“BigGAN: Large Scale GAN Training For High Fidelity Natural Image Synthesis § 5.2 Additional Evaluation On JFT-300M”, Andrew Brock, Jeff Donahue, Karen Simonyan2018-09-28 (, ; similar)⁠:

…To confirm that our design choices are effective for even larger and more complex and diverse datasets, we also present results of our system on a subset of JFT-300M (Sun et al 2017). The full JFT-300M dataset contains 300M real-world images labeled with 18K categories. Since the category distribution is heavily long-tailed, we subsample the dataset to keep only images with the 8.5K most common labels. The resulting dataset contains 292M images—two orders of magnitude larger than ImageNet.
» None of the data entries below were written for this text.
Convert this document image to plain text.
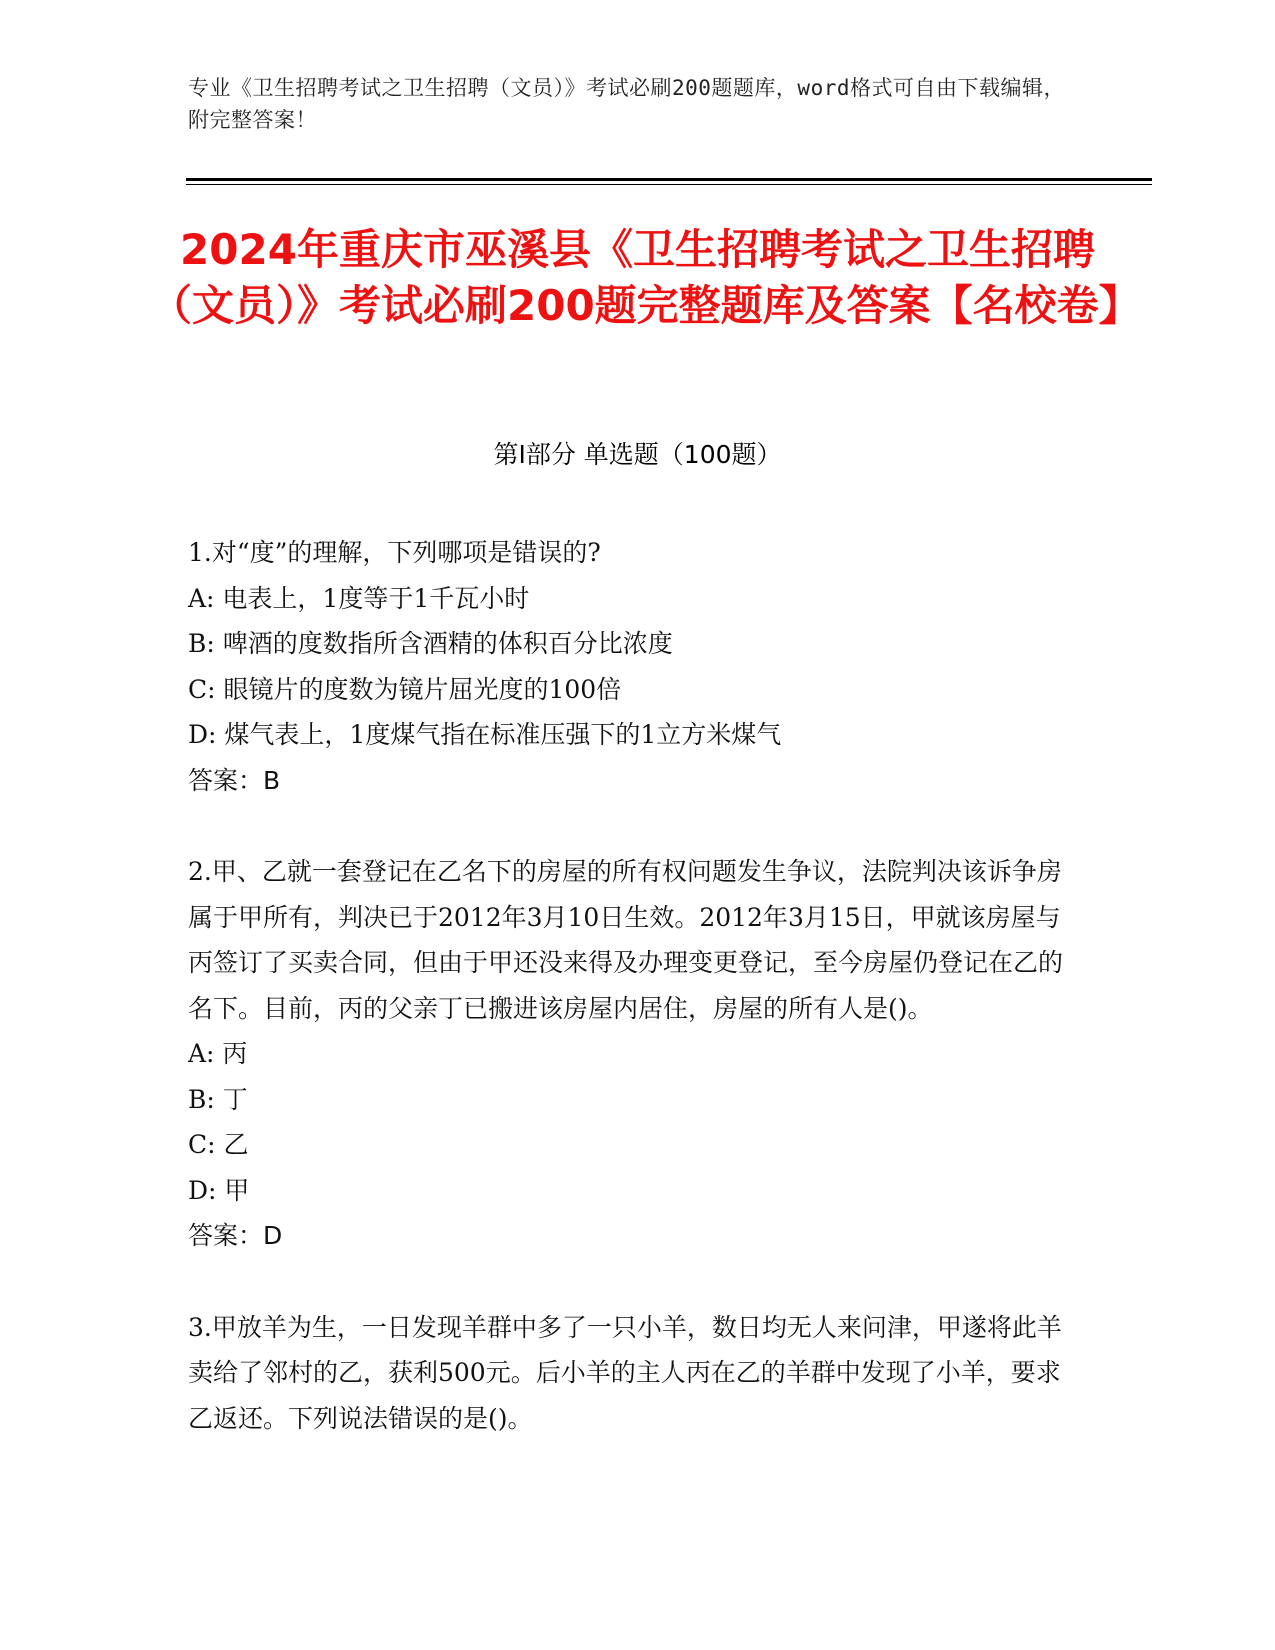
专业《卫生招聘考试之卫生招聘（文员）》考试必刷200题题库，word格式可自由下载编辑，附完整答案！
2024年重庆市巫溪县《卫生招聘考试之卫生招聘（文员）》考试必刷200题完整题库及答案【名校卷】
第Ⅰ部分 单选题（100题）

1.对“度”的理解，下列哪项是错误的?

A: 电表上，1度等于1千瓦小时
B: 啤酒的度数指所含酒精的体积百分比浓度
C: 眼镜片的度数为镜片屈光度的100倍
D: 煤气表上，1度煤气指在标准压强下的1立方米煤气
答案：B

2.甲、乙就一套登记在乙名下的房屋的所有权问题发生争议，法院判决该诉争房属于甲所有，判决已于2012年3月10日生效。2012年3月15日，甲就该房屋与丙签订了买卖合同，但由于甲还没来得及办理变更登记，至今房屋仍登记在乙的名下。目前，丙的父亲丁已搬进该房屋内居住，房屋的所有人是()。

A: 丙
B: 丁
C: 乙
D: 甲
答案：D

3.甲放羊为生，一日发现羊群中多了一只小羊，数日均无人来问津，甲遂将此羊卖给了邻村的乙，获利500元。后小羊的主人丙在乙的羊群中发现了小羊，要求乙返还。下列说法错误的是()。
…Our results show that these techniques substantially improve performance even in the setting of this much larger dataset at the same model capacity (64 base channels). We further show that for a dataset of this scale, we see substantial additional improvements from expanding the capacity of our models to 128 base channels, while for ImageNet GANs that additional capacity was not beneficial. In Figure 19 (Appendix D), we present truncation plots for models trained on this dataset…Interestingly, unlike models trained on ImageNet, where training tends to collapse without heavy regularization (§4), the models trained on JFT-300M remain stable over many hundreds of thousands of iterations. This suggests that moving beyond ImageNet to larger datasets may partially alleviate GAN stability issues.